ホラー小説は、この想像力による無限の可能性を秘めており、ビジュアル的なイメージが固定化される映画よりも怖い作品になり得ます。
以前、X(当時はまだTwitterだったかも)で、「小説は映画に比べてホラーとの相性が悪い」といったような投稿があり物議を醸していましたが、それは自分の想像力の乏しさを露呈しているだけと言えます。
映画は五感に直接訴えかけてくるので多くの人に伝わりやすいですが、本は映画よりも受け手(読者)の想像力が問われるため、怖いと感じる度合いのばらつきは大きくなります。
ただ文字を追うだけであれば、当然ながら怖さはそこまで感じないでしょう。
という話は不安よりも想像力がメインの話になってしまうのでまた別の機会に触れるとして、実は日常やホラー作品で厄介なのは、恐怖よりも不安ではないかと感じます。
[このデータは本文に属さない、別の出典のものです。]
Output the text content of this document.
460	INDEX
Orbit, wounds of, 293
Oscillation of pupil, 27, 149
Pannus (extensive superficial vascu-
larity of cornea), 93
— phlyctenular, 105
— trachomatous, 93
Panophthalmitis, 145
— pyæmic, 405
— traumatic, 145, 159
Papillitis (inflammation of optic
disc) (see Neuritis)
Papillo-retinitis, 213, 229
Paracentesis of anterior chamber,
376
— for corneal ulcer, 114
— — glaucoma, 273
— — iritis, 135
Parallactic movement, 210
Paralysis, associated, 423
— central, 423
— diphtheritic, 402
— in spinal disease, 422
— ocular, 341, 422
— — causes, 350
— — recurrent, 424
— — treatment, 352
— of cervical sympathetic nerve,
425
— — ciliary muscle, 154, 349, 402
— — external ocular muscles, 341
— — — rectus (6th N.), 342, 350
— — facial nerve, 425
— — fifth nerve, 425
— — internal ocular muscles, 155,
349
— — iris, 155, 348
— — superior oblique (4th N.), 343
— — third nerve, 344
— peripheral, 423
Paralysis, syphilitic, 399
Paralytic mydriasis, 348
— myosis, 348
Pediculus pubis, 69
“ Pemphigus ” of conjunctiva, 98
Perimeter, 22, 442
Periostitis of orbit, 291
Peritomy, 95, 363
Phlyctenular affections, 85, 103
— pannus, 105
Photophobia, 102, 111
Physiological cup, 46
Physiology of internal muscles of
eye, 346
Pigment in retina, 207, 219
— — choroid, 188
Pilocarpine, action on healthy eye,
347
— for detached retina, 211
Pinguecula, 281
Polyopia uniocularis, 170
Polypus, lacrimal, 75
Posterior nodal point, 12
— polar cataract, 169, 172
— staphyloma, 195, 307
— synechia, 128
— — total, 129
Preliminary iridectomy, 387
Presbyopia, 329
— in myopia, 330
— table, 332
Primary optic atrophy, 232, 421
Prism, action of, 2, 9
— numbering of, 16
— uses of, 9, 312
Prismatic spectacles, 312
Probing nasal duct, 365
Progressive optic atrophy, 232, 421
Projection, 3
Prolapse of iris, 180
また、安直な手法と言われながらもジャンプスケアが活用され続けているのは、その瞬間に驚かせること以上に、不安を活用する目的があると考えられます。
「穏やかなシーンで突然物音がして飛び跳ねたら猫だった」といったような演出も非常に多いですが、ジャンプスケアを使うと、観ている側に「また驚かされるのではないか」という緊張感が生まれます。
特に、平和なシーンで突然ジャンプスケアを使うことで、気の休まる時間がなくなる効果が。
これも、不安や緊張した状態が、恐怖を感じているときと似ていることを活用していると言えるでしょう。